📷 Foto de una palanca de cambios automática

El cambio automático ya no es una rareza premium: cada año gana peso en las matriculaciones españolas. Pero no todas las cajas automáticas envejecen igual, y el tipo de transmisión influye en el riesgo de avería más que la marca del coche en sí.

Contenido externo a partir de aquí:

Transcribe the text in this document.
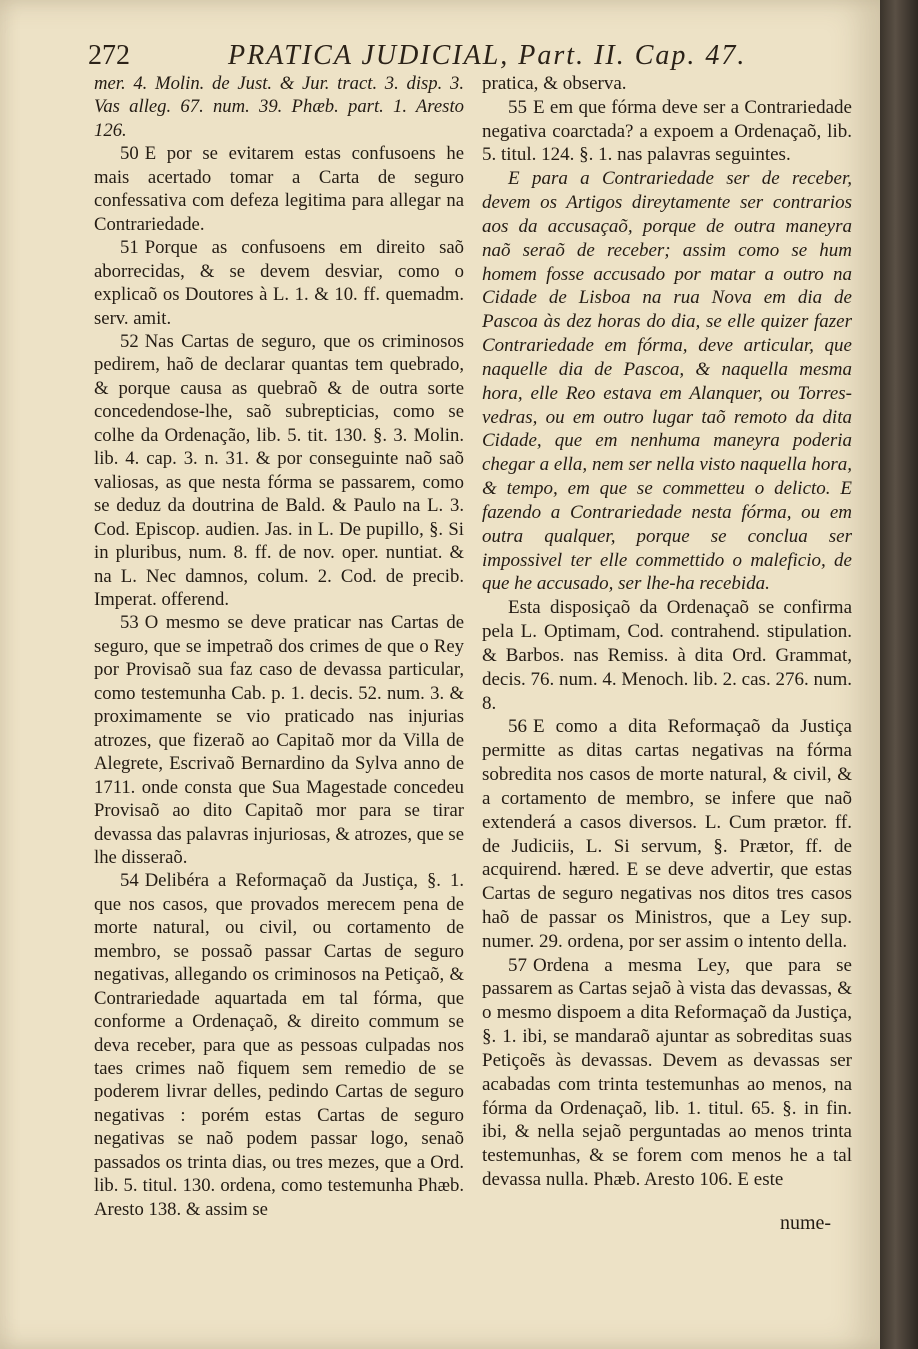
272	PRATICA JUDICIAL, Part. II. Cap. 47.

mer. 4. Molin. de Just. & Jur. tract. 3. disp. 3. Vas alleg. 67. num. 39. Phæb. part. 1. Aresto 126.

50 E por se evitarem estas confusoens he mais acertado tomar a Carta de seguro confessativa com defeza legitima para allegar na Contrariedade.

51 Porque as confusoens em direito saõ aborrecidas, & se devem desviar, como o explicaõ os Doutores à L. 1. & 10. ff. quemadm. serv. amit.

52 Nas Cartas de seguro, que os criminosos pedirem, haõ de declarar quantas tem quebrado, & porque causa as quebraõ & de outra sorte concedendose-lhe, saõ subrepticias, como se colhe da Ordenação, lib. 5. tit. 130. §. 3. Molin. lib. 4. cap. 3. n. 31. & por conseguinte naõ saõ valiosas, as que nesta fórma se passarem, como se deduz da doutrina de Bald. & Paulo na L. 3. Cod. Episcop. audien. Jas. in L. De pupillo, §. Si in pluribus, num. 8. ff. de nov. oper. nuntiat. & na L. Nec damnos, colum. 2. Cod. de precib. Imperat. offerend.

53 O mesmo se deve praticar nas Cartas de seguro, que se impetraõ dos crimes de que o Rey por Provisaõ sua faz caso de devassa particular, como testemunha Cab. p. 1. decis. 52. num. 3. & proximamente se vio praticado nas injurias atrozes, que fizeraõ ao Capitaõ mor da Villa de Alegrete, Escrivaõ Bernardino da Sylva anno de 1711. onde consta que Sua Magestade concedeu Provisaõ ao dito Capitaõ mor para se tirar devassa das palavras injuriosas, & atrozes, que se lhe disseraõ.

54 Delibéra a Reformaçaõ da Justiça, §. 1. que nos casos, que provados merecem pena de morte natural, ou civil, ou cortamento de membro, se possaõ passar Cartas de seguro negativas, allegando os criminosos na Petiçaõ, & Contrariedade aquartada em tal fórma, que conforme a Ordenaçaõ, & direito commum se deva receber, para que as pessoas culpadas nos taes crimes naõ fiquem sem remedio de se poderem livrar delles, pedindo Cartas de seguro negativas : porém estas Cartas de seguro negativas se naõ podem passar logo, senaõ passados os trinta dias, ou tres mezes, que a Ord. lib. 5. titul. 130. ordena, como testemunha Phæb. Aresto 138. & assim se

pratica, & observa.

55 E em que fórma deve ser a Contrariedade negativa coarctada? a expoem a Ordenaçaõ, lib. 5. titul. 124. §. 1. nas palavras seguintes.

E para a Contrariedade ser de receber, devem os Artigos direytamente ser contrarios aos da accusaçaõ, porque de outra maneyra naõ seraõ de receber; assim como se hum homem fosse accusado por matar a outro na Cidade de Lisboa na rua Nova em dia de Pascoa às dez horas do dia, se elle quizer fazer Contrariedade em fórma, deve articular, que naquelle dia de Pascoa, & naquella mesma hora, elle Reo estava em Alanquer, ou Torres-vedras, ou em outro lugar taõ remoto da dita Cidade, que em nenhuma maneyra poderia chegar a ella, nem ser nella visto naquella hora, & tempo, em que se commetteu o delicto. E fazendo a Contrariedade nesta fórma, ou em outra qualquer, porque se conclua ser impossivel ter elle commettido o maleficio, de que he accusado, ser lhe-ha recebida.

Esta disposiçaõ da Ordenaçaõ se confirma pela L. Optimam, Cod. contrahend. stipulation. & Barbos. nas Remiss. à dita Ord. Grammat, decis. 76. num. 4. Menoch. lib. 2. cas. 276. num. 8.

56 E como a dita Reformaçaõ da Justiça permitte as ditas cartas negativas na fórma sobredita nos casos de morte natural, & civil, & a cortamento de membro, se infere que naõ extenderá a casos diversos. L. Cum prætor. ff. de Judiciis, L. Si servum, §. Prætor, ff. de acquirend. hæred. E se deve advertir, que estas Cartas de seguro negativas nos ditos tres casos haõ de passar os Ministros, que a Ley sup. numer. 29. ordena, por ser assim o intento della.

57 Ordena a mesma Ley, que para se passarem as Cartas sejaõ à vista das devassas, & o mesmo dispoem a dita Reformaçaõ da Justiça, §. 1. ibi, se mandaraõ ajuntar as sobreditas suas Petiçoẽs às devassas. Devem as devassas ser acabadas com trinta testemunhas ao menos, na fórma da Ordenaçaõ, lib. 1. titul. 65. §. in fin. ibi, & nella sejaõ perguntadas ao menos trinta testemunhas, & se forem com menos he a tal devassa nulla. Phæb. Aresto 106. E este

nume-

Los 4 tipos de caja automática, en resumen

TipoCómo funcionaReputación general
Convertidor de par (AT)Hidráulica tradicional, la más antigua y probadaAlta — la más suave y duradera en general
Doble embrague (DSG/DCT)Dos cajas en una, cambios ultrarrápidosVariable — depende mucho de la versión concreta
Variador continuo (CVT)Sin marchas fijas, correa o cadena metálicaVariable — sensible al sobrecalentamiento en algunas marcas
Automatizada de un embrague (AMT)Caja manual con actuador automáticoBaja-media — tirones y desgaste de embrague más rápido

Las cajas con mejor historial documentado

  • CVT del sistema híbrido de Toyota: pese a ser un CVT, es de los más fiables del mercado gracias a un diseño específico para trabajar junto al motor eléctrico, con un mantenimiento de la transmisión muy controlado según datos de varios talleres especializados.
  • DSG de embrague húmedo (DQ250 y posteriores, Grupo Volkswagen): notablemente mejor historial que las versiones de embrague seco. Lo monta, entre otros, el Volkswagen Golf en varias de sus versiones automáticas.
  • Automáticos de convertidor de par tipo Mazda Skyactiv: mecánica hidráulica tradicional, con fama de suavidad y bajo coste de mantenimiento.
  • ZF de 8 velocidades (usada por BMW y otras marcas premium): ampliamente considerada, según coinciden varias fuentes del sector, como una de las cajas automáticas más suaves y precisas del mercado, aunque asociada a marcas de mantenimiento más caro en general.
⚠️ La caja DSG de 7 marchas en seco (DQ200) y el CVT X-Tronic de Nissan tienen un historial de incidencias notablemente peor. Si te interesan los detalles, consulta nuestro artículo sobre coches que conviene evitar de segunda mano.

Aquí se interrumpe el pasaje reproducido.